Porém, ainda que óbvio, é preciso reafirmar-se: igreja local são pessoas. Tão imperfeitas e complicadas quanto você e eu. Nossas neuroses são apenas diferentes, mas igualmente perturbadoras.

Por mais contraditório que pareça, talvez seja esse o ambiente mais favorável ao aperfeiçoamento, porque não há lapidação sem pressão! Como disse Rubem Alves, “uma ostra que não foi ferida não produz pérolas”.

Aos que tiveram seus corações feridos numa comunidade de fé, talvez seja revoltante o poetizar da dor, mas seria incoerente reproduzir o caminhar com Jesus sem o beijo dos Judas ou a negação dos Pedros.
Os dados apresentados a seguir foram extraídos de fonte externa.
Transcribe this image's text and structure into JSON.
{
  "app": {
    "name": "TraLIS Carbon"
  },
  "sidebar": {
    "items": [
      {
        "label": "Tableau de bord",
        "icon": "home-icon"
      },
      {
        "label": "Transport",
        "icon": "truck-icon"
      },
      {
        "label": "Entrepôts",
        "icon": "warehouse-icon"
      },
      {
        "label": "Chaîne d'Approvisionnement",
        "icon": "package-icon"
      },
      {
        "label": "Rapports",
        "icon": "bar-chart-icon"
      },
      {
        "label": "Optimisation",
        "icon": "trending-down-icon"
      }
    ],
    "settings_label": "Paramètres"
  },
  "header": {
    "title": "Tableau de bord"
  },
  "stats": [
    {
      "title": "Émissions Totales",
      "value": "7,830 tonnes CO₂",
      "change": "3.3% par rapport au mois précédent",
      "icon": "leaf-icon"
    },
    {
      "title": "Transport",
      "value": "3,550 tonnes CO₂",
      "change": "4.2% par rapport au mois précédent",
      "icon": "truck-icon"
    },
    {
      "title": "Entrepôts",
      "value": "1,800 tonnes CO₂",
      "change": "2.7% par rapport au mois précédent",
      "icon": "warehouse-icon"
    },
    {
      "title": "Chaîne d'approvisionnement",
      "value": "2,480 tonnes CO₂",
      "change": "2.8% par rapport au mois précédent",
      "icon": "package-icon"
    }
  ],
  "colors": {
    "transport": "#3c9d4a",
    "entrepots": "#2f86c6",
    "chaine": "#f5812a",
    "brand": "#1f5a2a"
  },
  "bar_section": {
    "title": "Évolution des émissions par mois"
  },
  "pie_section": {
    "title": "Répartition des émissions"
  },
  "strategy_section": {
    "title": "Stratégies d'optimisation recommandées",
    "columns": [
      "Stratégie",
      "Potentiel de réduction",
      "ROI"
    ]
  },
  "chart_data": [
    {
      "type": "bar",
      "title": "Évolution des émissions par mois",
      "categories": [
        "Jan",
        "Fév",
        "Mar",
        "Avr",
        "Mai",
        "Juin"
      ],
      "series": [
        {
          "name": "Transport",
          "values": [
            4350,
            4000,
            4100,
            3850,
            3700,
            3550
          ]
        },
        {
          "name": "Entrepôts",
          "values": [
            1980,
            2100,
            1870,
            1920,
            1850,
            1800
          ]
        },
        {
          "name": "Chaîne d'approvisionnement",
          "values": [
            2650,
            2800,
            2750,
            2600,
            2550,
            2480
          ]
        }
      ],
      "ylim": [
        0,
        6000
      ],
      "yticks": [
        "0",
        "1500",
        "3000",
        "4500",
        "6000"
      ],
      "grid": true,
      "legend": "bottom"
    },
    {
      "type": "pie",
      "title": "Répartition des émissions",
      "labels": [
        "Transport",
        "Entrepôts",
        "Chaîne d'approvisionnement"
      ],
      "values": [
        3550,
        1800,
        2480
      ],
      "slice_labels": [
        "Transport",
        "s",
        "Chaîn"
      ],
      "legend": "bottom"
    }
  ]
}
A igreja não mudou. Para cada altruísmo de um Filho da Consolação existe um casal de Ananias e Safiras mentindo ao Espírito Santo. Em cada aliança de amizade sincera, ainda existem Paulos e Barnabés discutindo e se separando.

Contudo, não fazer parte de nenhuma comunidade de fé por estas serem imperfeitas é requerer para si um adjetivo que somente Cristo o pode carregar, o de perfeito. Alegar que é melhor isolar-se da comunhão do que pecar na murmuração é disfarçar a própria falta de amor.

Não desista da igreja! Lembre-se: ela começou com alguém que negou o Cristo por 3 vezes, mas teve uma nova chance. E este alguém era apenas uma pedrinha como você e eu.

Tolere as pedrinhas, firme-se na Rocha.

No amor do Pai,

Roger

(*) Grato ao Pr. Diego, pela amizade e inspiração.